Studio album by Helix
- Released: March 11, 1983
- Studio: Phase One (Toronto)
- Genre: Hard rock; heavy metal; glam metal;
- Length: 33:02
- Label: Capitol
- Producer: Tom Treumuth, Helix and William Seip

Helix chronology
| White Lace & Black Leather (1981) | No Rest for the Wicked (1983) | Walkin' the Razor's Edge (1984) |

= No Rest for the Wicked (Helix album) =

No Rest for the Wicked is the third studio album by the Canadian hard rock/heavy metal band Helix. It is also their major label debut, on Capitol Records.

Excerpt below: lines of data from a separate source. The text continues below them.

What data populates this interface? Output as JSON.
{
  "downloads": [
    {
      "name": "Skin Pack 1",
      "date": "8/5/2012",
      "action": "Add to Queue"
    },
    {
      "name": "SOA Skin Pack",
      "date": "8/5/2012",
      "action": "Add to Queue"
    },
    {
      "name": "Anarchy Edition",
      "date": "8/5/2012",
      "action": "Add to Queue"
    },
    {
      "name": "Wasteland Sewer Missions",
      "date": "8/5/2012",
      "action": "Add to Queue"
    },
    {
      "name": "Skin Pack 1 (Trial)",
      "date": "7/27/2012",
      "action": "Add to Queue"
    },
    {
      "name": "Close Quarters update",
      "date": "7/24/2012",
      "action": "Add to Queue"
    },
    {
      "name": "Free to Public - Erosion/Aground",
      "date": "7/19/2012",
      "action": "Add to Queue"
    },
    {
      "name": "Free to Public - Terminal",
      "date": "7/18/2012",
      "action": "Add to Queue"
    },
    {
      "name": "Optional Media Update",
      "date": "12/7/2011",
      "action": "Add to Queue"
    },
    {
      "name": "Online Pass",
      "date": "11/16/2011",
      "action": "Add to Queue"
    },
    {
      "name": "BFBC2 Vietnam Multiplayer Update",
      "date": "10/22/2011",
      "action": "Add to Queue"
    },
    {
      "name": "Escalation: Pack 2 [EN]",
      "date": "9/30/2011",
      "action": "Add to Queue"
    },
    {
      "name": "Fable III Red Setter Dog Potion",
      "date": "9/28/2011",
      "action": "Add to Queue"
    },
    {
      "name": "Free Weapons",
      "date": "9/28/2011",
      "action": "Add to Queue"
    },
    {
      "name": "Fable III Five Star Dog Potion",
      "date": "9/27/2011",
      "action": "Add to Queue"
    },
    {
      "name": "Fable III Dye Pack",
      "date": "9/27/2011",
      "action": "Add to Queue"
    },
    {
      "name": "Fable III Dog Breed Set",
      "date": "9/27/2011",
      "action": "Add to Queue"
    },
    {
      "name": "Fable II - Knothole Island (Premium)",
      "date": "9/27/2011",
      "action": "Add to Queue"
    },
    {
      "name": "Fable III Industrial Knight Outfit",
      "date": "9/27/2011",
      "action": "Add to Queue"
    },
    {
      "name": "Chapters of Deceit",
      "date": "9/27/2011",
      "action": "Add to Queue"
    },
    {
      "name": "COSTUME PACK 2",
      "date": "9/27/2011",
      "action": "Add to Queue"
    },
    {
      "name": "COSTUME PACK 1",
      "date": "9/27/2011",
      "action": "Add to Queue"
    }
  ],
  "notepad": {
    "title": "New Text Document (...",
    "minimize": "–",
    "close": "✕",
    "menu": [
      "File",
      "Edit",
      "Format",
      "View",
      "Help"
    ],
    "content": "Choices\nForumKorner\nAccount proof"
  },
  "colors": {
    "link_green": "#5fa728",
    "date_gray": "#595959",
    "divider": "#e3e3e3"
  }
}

The tracks "Heavy Metal Love" and "Never Want to Lose You" were released as singles with accompanying music videos. American actress Sandahl Bergman was featured in the music video for "Heavy Metal Love".

Professional ratings
Review scores
| Source | Rating |
| AllMusic | Star |

== Track list ==
All songs written by Helix except where noted

1. "Does a Fool Ever Learn" (3:28) (Eddie Schwartz)
2. "Let's All Do It Tonight" (2:50)
3. "Heavy Metal Love" (2:59)
4. "Check Out the Love" (3:08)
5. "No Rest for the Wicked" (3:12)
6. "Don't Get Mad Get Even" (3:21) (Lisa Dalbello, Tim Thorney)
7. "Ain't No High Like Rock 'n Roll" (3:50)
8. "Dirty Dog" (3:32)
9. "Never Want to Lose You" (3:09)
10. "White Lace and Black Leather" (3:40)

==Personnel==
Helix
- Brian Vollmer – lead vocals
- Paul Hackman – guitars, backing vocals
- Brent Doerner – guitars, backing vocals
- Mike Uzelac – bass, backing vocals
- Greg "Fritz" Hinz – drums

Additional musicians
- Tony Moretto
- Bill Wade

Production
- Produced by Tom Treumuth for H&S Productions. Co-Produced by Helix and William Seip.
- Mixed by Tony Bongiovi at Power Station Studios
- Mastered by Bob Ludwig at Masterdisc, New York
- William Seip – manager
- Heather Brown – artwork, cover concept

== Singles ==
- "Heavy Metal Love"
- "Don't Get Mad Get Even"

==Charts==

| Chart (1983) | Peak position |
|---|---|
| US Billboard 200 | 186 |

==Certifications==

| Region | Certification | Certified units/sales |
| Canada (Music Canada) | Gold | 50,000^{^} |
^{^} Shipments figures based on certification alone.